Great Wolf is planning community meetings and Wednesday said Gilroy is its first choice for a location that promises 1,500 construction jobs and 500 full time hotel jobs for a complex that would include up to 700 family suites, with shops, restaurants, conference facilities and an indoor water park. The city has a 60-day exclusive negotiations period with the company.
To build its customer base, Gilroy Gardens is extending hours in October, November and December and will include Halloween Nights, beer-and-wine themed Harvest Nights and the long popular but recently skipped Holiday Nights during the Christmas season.
The latter was not hosted last year when the park presented the much-promoted Lumination event, a nighttime celebration of Chinese culture through huge, intricate and well-lighted sculptures.
Lumination was a break-even event, Granter said, because gate receipts had to be split with the Chinese producers.
More importantly, said Baksa, Lumination showed the park could attract a largely adult audience at night with innovative programming that stretches the venue’s appeal beyond families with young children.
As for a drop in attendance, yes, that happened, according to Granter.
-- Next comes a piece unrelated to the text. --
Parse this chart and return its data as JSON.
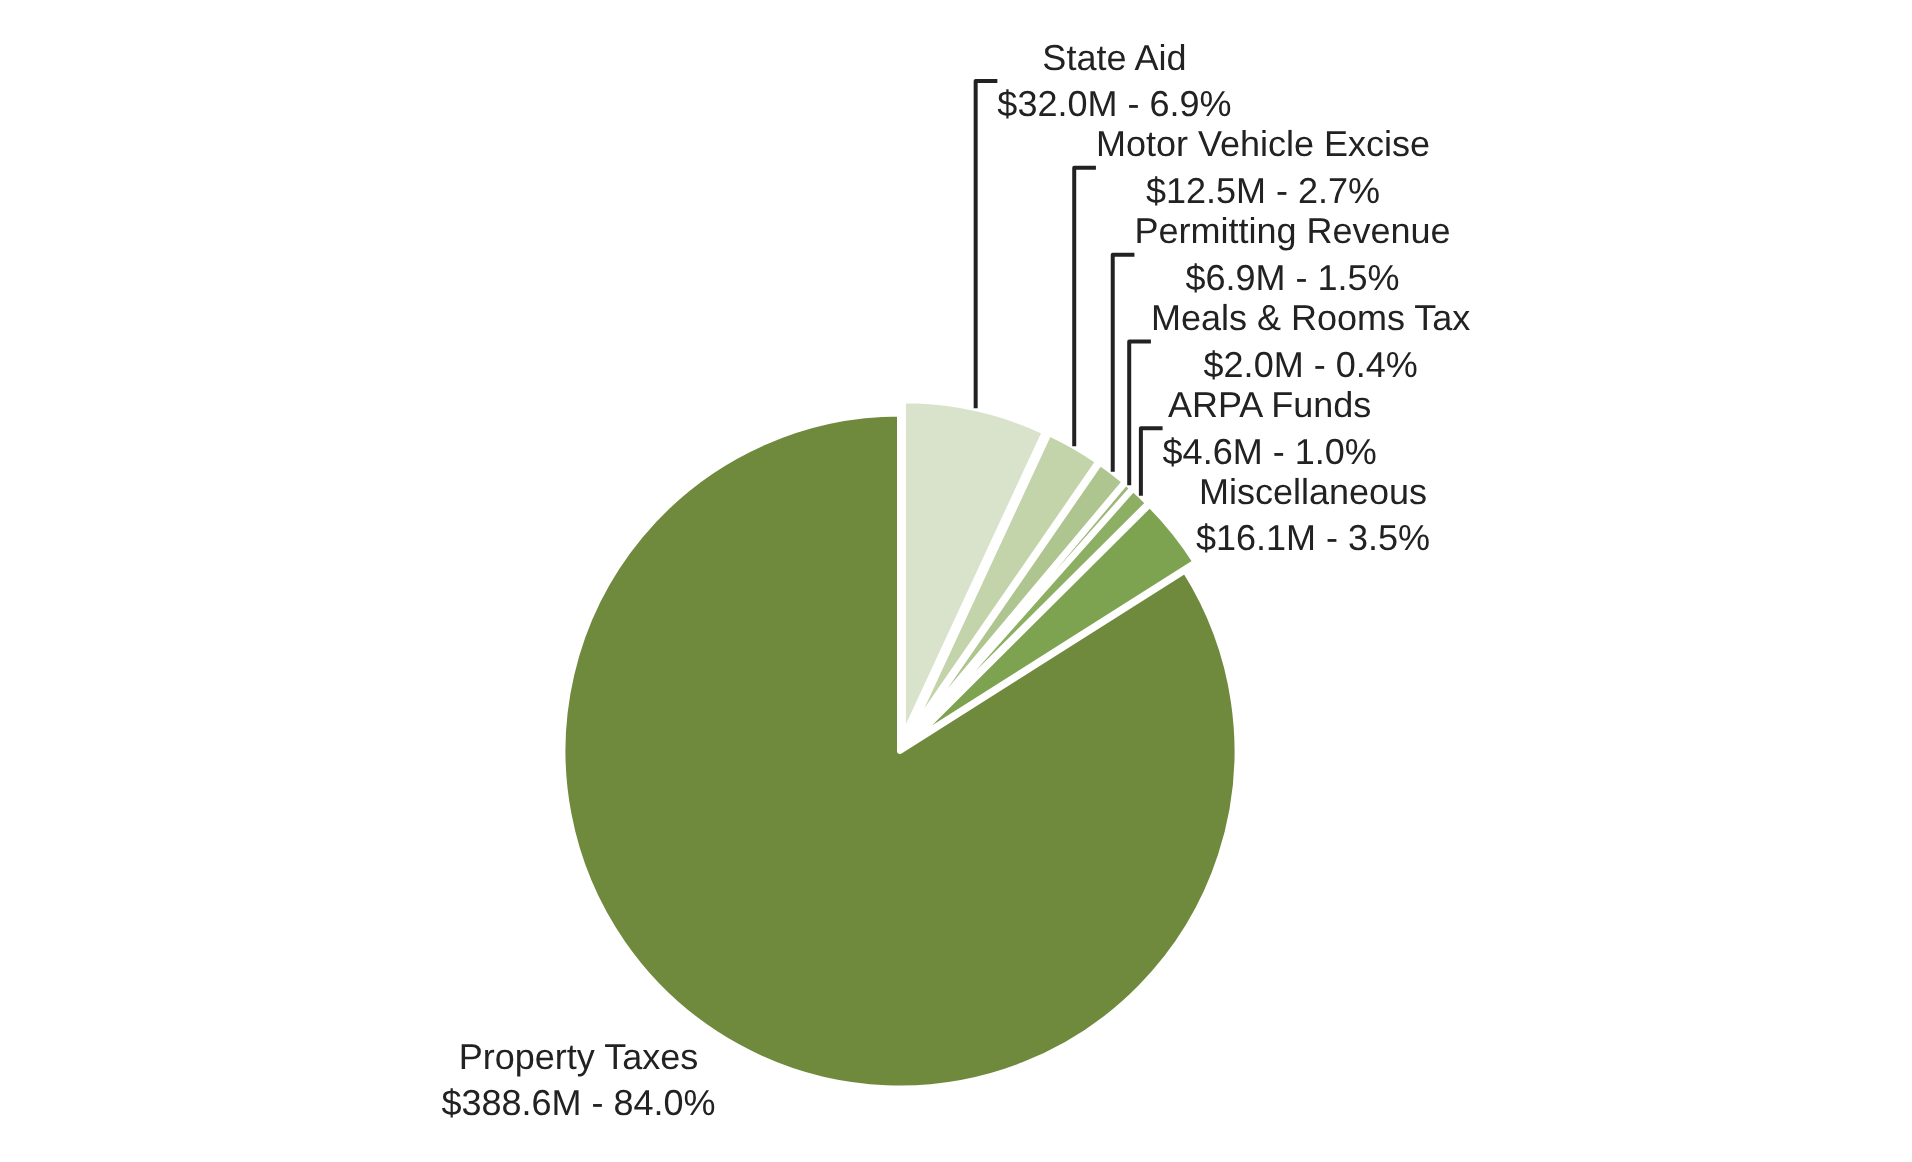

In her 12 years at the gardens, yearly attendance has gone from a low of 360,000 to a high of 460,000. Last year’s 12 percent drop was from the previous year, she said, which broke the 460,000 mark and saw record attendance nearing 500,000 visitors, including an injection of 80,000 for Lumination, she said.
And therein lies the key to the park’s future, according to Harney.
“It’s all about the gate count,” he said. “You have to be smart…and diversify the experiences.The board really has to plan out into the future. I think they are doing a fine job.”